I can’t help but think that the naysayers here didn’t pay attention to the fact that you’re going to walk 30 feet and be in view of the car the whole time. You really are allowed to be 30 feet away from your baby when she is safely situated in a secure environment.
Anonymous
Anonymous wrote:I would absolutely leave my baby in the car with the windows rolled down. I have three kids, and have done variations on this many many times over the years.

I can’t help but think that the naysayers here didn’t pay attention to the fact that you’re going to walk 30 feet and be in view of the car the whole time. You really are allowed to be 30 feet away from your baby when she is safely situated in a secure environment.


+1
I'm an overprotective worrier and still think it's ridiculous that a mom can't walk 30 feet.
Anonymous
Like others have said, this shouldn't be a big deal but it is for whatever reason in this country. Plan to take the baby with you for the first couple of dropoffs but then make a friend that drops their kid off at the same time as you and have them wait 30 seconds by your car while you do dropoff, this is the easiest solution.
Anonymous
If I'm not going inside the building? I'd leave the baby in the car.

Anonymous
Anonymous wrote:I would absolutely leave my baby in the car with the windows rolled down. I have three kids, and have done variations on this many many times over the years.

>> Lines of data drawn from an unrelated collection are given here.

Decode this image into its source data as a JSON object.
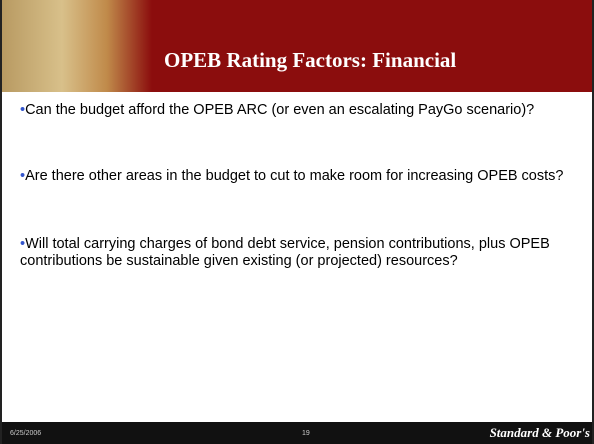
{
  "header": {
    "title": "OPEB Rating Factors: Financial"
  },
  "bullets": [
    "Can the budget afford the OPEB ARC (or even an escalating PayGo scenario)?",
    "Are there other areas in the budget  to cut to make room for increasing OPEB costs?",
    "Will total carrying charges of bond debt service, pension contributions, plus OPEB contributions be sustainable given existing (or projected) resources?"
  ],
  "footer": {
    "date": "6/25/2006",
    "page": "19",
    "brand": "Standard & Poor's"
  }
}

I can’t help but think that the naysayers here didn’t pay attention to the fact that you’re going to walk 30 feet and be in view of the car the whole time. You really are allowed to be 30 feet away from your baby when she is safely situated in a secure environment.


This reminds me of how a friend of mine freaked out when I told her that we'd go to our neighbor's home for dinner sometimes after putting the baby down for the night, and just take the monitor with us. She was freaking out about how dangerous that was, and I'm sure a lot of people reading this are freaking out too. How could we do that???

Well we live in an apartment building, our apartment is 800 square feet, the neighbors were right next door. So the baby was as close, if not closer, to us that a lot of people are in their own homes -- we could be in her nursery in less than a minute if we needed to, and we'd keep the monitor in sight and go in and check on her every 30 minutes or so. It was much preferable than having our friends to eat in our tiny apartment while the baby was sleeping, where we'd be paranoid about waking her up.

People don't pay attention to the details that make a decision perfectly reasonable -- they want to jump to the conclusion that allows them to point a finger at a woman and call her unfit, because that's an American pastime.